What Cahill can’t live without is her art. “I’ve always been involved in art and photography. I took  photography classes. I worked in film. I have been inspired greatly by Diane Arbus and Sally Mann.” She started “Memories and Demons” utilizing another long time passion, collecting antique dolls. The dolls are her subjects, and their haunting expressions and positions are profoundly alive. ow does she create her dolls’ life-like positions?  “Through trial and error,” Cahill attests. “I use paint cans, sticks, props. I work with them, and create an environment for them.”

Cahill has been creating her unique vision for just under a year. She works without assistance, using a variety of natural light sources in many pieces. “My ‘Please Help’ was shot by porch light,” she explains.  The naturalism of her settings, lighting, and interactions contributes to the surreal/real style of her work.

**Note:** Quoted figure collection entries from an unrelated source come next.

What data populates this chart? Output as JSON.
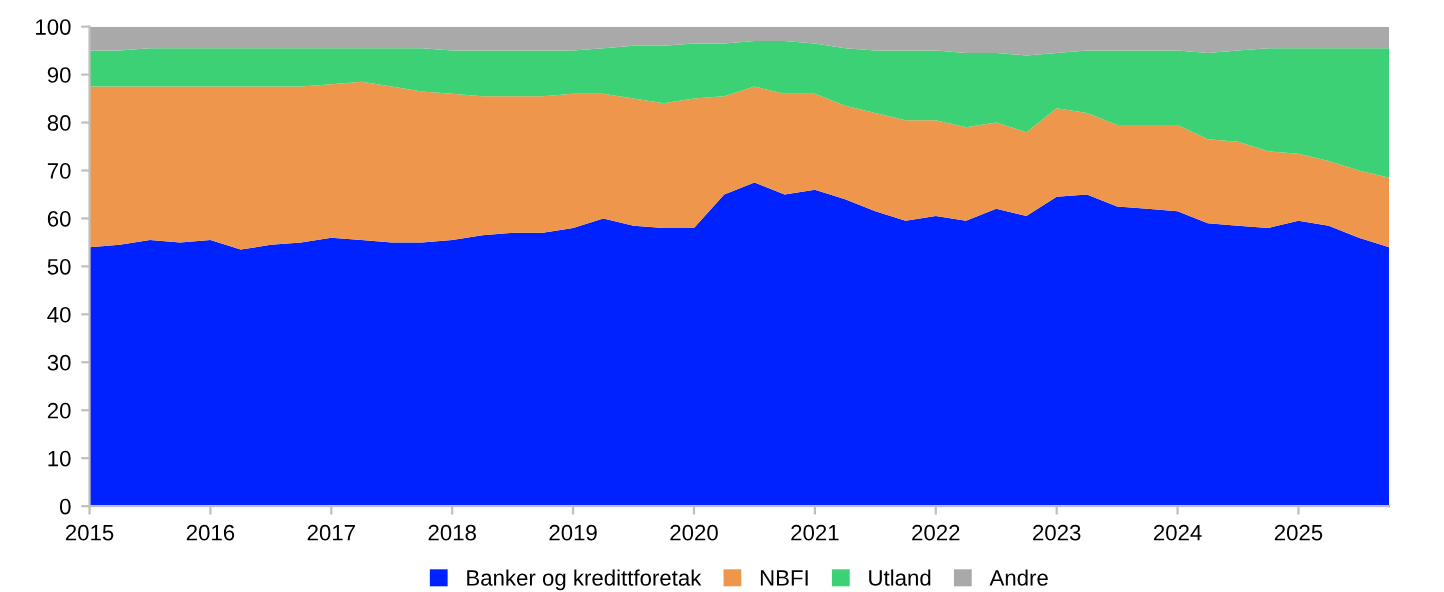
{
  "chart_data": {
    "type": "area",
    "stacked": true,
    "x": [
      2015,
      2015.25,
      2015.5,
      2015.75,
      2016,
      2016.25,
      2016.5,
      2016.75,
      2017,
      2017.25,
      2017.5,
      2017.75,
      2018,
      2018.25,
      2018.5,
      2018.75,
      2019,
      2019.25,
      2019.5,
      2019.75,
      2020,
      2020.25,
      2020.5,
      2020.75,
      2021,
      2021.25,
      2021.5,
      2021.75,
      2022,
      2022.25,
      2022.5,
      2022.75,
      2023,
      2023.25,
      2023.5,
      2023.75,
      2024,
      2024.25,
      2024.5,
      2024.75,
      2025,
      2025.25,
      2025.5,
      2025.75
    ],
    "series": [
      {
        "name": "Banker og kredittforetak",
        "color": "#0022ff",
        "values": [
          54,
          54.5,
          55.5,
          55,
          55.5,
          53.5,
          54.5,
          55,
          56,
          55.5,
          55,
          55,
          55.5,
          56.5,
          57,
          57,
          58,
          60,
          58.5,
          58,
          58,
          65,
          67.5,
          65,
          66,
          64,
          61.5,
          59.5,
          60.5,
          59.5,
          62,
          60.5,
          64.5,
          65,
          62.5,
          62,
          61.5,
          59,
          58.5,
          58,
          59.5,
          58.5,
          56,
          54
        ]
      },
      {
        "name": "NBFI",
        "color": "#ee964b",
        "values": [
          33.5,
          33,
          32,
          32.5,
          32,
          34,
          33,
          32.5,
          32,
          33,
          32.5,
          31.5,
          30.5,
          29,
          28.5,
          28.5,
          28,
          26,
          26.5,
          26,
          27,
          20.5,
          20,
          21,
          20,
          19.5,
          20.5,
          21,
          20,
          19.5,
          18,
          17.5,
          18.5,
          17,
          17,
          17.5,
          18,
          17.5,
          17.5,
          16,
          14,
          13.5,
          14,
          14.5
        ]
      },
      {
        "name": "Utland",
        "color": "#3dd175",
        "values": [
          7.5,
          7.5,
          8,
          8,
          8,
          8,
          8,
          8,
          7.5,
          7,
          8,
          9,
          9,
          9.5,
          9.5,
          9.5,
          9,
          9.5,
          11,
          12,
          11.5,
          11,
          9.5,
          11,
          10.5,
          12,
          13,
          14.5,
          14.5,
          15.5,
          14.5,
          16,
          11.5,
          13,
          15.5,
          15.5,
          15.5,
          18,
          19,
          21.5,
          22,
          23.5,
          25.5,
          27
        ]
      },
      {
        "name": "Andre",
        "color": "#a9a9a9",
        "values": [
          5,
          5,
          4.5,
          4.5,
          4.5,
          4.5,
          4.5,
          4.5,
          4.5,
          4.5,
          4.5,
          4.5,
          5,
          5,
          5,
          5,
          5,
          4.5,
          4,
          4,
          3.5,
          3.5,
          3,
          3,
          3.5,
          4.5,
          5,
          5,
          5,
          5.5,
          5.5,
          6,
          5.5,
          5,
          5,
          5,
          5,
          5.5,
          5,
          4.5,
          4.5,
          4.5,
          4.5,
          4.5
        ]
      }
    ],
    "xlim": [
      2015,
      2025.75
    ],
    "xticks": [
      2015,
      2016,
      2017,
      2018,
      2019,
      2020,
      2021,
      2022,
      2023,
      2024,
      2025
    ],
    "ylim": [
      0,
      100
    ],
    "yticks": [
      0,
      10,
      20,
      30,
      40,
      50,
      60,
      70,
      80,
      90,
      100
    ],
    "legend": "bottom"
  }
}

The poignant images show loss, longing, fear, and wonder, all in a very personal way that grabs the viewer by the heart and throat. Her first piece, “Small Comforts” was directly inspired by her mother. “I make these pieces for all the children who were traumatized, for children who are still affected as adults by what has happened in the past. I tell stories in images that children may not be able to tell in words.”

To learn more about Cahill’s dynamic work, visit Artist’s Corner, located at 6585 Santa Monica Boulevard in Hollywood. A closing night reception and artist’s talk takes place Saturday, August 8th from  7 to 10 pm and should fall in your “do not miss” category.